ImageBeing killed by another human being for completely irrational reasons is the worst tragedy that could occur. Milkha’s village was slaughtered simply because they refused to convert to Muslims after the partition. Milkha was basically alone in this world, only a child when this happened. In a blink of an eye, his childhood was marred with blood, rage, violence and grief and the emotions stayed with him his whole life.

However, to see him not letting the emotions affect his performance, it is very inspiring. Instead of making excuses, he chose to move on and live for a worthy future than clutching towards the past. Not everyone can do such a thing – only a very determined person such capability.

I also enjoyed the music of the film very much. Like most Indian films, there are a lot of fusions between classical and modern music. The songs can be particularly inspiring and heartfelt. Some of them centred around the characterization of Milkha himself and accompanied his journey to conquer his weaknesses.

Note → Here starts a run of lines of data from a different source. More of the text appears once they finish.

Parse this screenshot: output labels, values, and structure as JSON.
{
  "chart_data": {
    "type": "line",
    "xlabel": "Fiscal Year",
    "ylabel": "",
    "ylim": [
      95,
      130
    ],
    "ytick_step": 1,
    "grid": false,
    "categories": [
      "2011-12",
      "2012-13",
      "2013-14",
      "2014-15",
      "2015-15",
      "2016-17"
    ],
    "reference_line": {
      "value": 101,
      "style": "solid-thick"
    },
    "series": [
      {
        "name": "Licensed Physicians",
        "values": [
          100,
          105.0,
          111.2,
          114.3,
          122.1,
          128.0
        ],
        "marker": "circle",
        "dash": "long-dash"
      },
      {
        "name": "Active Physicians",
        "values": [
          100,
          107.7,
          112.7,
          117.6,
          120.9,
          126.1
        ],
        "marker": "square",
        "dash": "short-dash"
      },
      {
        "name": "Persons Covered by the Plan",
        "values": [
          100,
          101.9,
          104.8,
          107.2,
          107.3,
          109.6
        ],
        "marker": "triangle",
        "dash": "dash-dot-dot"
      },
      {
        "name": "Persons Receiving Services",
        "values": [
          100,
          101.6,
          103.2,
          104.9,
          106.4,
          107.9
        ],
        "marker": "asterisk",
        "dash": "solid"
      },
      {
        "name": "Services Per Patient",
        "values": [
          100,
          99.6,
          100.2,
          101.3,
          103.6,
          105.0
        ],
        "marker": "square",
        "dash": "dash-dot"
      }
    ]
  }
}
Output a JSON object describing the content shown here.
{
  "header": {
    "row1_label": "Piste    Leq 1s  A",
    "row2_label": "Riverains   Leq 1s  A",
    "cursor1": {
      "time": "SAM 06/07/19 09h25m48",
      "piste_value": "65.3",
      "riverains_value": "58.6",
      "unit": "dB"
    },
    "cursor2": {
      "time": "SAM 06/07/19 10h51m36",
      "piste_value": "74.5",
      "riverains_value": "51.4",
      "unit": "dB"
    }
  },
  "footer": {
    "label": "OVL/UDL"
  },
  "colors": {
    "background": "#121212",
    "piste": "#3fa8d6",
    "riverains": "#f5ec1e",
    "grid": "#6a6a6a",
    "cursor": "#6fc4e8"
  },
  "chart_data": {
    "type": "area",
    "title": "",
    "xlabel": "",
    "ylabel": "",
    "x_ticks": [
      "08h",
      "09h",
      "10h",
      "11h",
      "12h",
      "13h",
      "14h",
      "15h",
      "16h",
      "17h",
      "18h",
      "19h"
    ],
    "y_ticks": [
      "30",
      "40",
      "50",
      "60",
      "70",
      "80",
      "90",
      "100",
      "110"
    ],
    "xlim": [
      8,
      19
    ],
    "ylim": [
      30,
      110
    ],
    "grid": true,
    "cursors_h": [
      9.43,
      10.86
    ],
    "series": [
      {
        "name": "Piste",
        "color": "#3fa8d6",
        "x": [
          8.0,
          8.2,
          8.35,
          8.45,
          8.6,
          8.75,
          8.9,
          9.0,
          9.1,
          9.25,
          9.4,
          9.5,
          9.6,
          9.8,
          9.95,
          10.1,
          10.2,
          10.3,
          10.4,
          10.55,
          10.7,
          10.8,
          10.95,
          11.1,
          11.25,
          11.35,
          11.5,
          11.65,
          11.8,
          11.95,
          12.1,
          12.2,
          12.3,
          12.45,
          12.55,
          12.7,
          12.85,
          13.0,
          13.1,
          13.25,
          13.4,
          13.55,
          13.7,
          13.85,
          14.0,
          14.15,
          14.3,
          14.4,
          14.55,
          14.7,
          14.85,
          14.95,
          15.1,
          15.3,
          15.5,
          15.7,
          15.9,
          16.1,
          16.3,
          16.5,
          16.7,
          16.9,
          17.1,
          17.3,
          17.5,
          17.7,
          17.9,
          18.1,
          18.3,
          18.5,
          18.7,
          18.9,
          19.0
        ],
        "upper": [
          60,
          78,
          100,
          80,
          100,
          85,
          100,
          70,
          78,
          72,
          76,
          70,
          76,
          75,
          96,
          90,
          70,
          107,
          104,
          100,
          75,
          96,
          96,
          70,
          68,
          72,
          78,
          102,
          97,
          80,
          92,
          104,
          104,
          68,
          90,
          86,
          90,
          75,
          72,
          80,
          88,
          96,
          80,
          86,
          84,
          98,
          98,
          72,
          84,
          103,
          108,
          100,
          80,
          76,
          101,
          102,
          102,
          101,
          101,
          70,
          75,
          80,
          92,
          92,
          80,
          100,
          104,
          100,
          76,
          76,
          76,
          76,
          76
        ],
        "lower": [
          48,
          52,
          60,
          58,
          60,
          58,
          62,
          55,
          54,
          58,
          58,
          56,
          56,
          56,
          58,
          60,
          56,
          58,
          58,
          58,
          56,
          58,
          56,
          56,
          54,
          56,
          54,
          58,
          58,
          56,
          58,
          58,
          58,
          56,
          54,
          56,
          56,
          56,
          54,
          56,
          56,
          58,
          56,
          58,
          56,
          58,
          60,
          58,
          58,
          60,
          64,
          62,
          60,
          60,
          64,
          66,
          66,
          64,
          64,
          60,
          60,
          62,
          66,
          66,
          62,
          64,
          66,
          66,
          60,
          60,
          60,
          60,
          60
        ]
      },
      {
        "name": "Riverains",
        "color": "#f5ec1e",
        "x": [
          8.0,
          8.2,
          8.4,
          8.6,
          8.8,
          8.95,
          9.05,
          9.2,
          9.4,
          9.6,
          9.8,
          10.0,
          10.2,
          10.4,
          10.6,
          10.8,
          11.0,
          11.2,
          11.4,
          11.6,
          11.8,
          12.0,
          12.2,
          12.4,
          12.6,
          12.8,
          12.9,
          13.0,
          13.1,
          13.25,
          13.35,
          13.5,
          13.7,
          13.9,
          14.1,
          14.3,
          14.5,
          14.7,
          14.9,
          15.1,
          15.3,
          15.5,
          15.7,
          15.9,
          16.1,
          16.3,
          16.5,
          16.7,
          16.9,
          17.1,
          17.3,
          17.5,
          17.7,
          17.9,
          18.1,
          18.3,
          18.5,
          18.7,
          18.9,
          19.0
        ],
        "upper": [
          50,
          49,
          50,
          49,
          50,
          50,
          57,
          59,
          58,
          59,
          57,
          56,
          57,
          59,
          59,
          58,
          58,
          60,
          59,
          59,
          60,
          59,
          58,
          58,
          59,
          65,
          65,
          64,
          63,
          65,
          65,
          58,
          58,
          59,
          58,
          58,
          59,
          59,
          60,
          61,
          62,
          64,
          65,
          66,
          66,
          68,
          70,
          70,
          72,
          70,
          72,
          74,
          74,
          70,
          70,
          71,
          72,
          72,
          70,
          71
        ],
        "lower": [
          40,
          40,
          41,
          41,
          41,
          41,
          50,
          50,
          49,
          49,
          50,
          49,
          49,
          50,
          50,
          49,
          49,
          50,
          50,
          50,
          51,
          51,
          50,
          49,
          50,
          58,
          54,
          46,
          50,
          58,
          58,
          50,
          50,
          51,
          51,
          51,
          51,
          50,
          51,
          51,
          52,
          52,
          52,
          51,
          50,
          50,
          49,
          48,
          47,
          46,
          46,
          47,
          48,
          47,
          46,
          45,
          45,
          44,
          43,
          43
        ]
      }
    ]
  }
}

Farhan Akhtar as Milkha is superb! As I was watching the film, it did not cross my mind that the actor whose performance I’m watching is actually a renowned director/writer of films that focused mainly on the urban youth genre. The first time I read that Farhan played the character, I was shocked. I mean…. like seriously? Like… the director of Dil Chahta Hai and Don is the main actor in this film?? That did not sound right. However, God, what happened yaar – put on the turban and grow some sideburns, Farhan completely transforms himself into a Sikh lad named Milkha Singh. He is a wayyyyy better than I thought he is! Suddenly, I felt so guilty for being suspicious of him in the first place.

The moral of Bhaag Milkha Bhaag is to overcome your past, live life with discipline, honour and dignity and strive for the best, never to give up on yourself. It tells a tale of a man with dedication and hard work. Now, that is somebody we can learn from no matter who or where we are.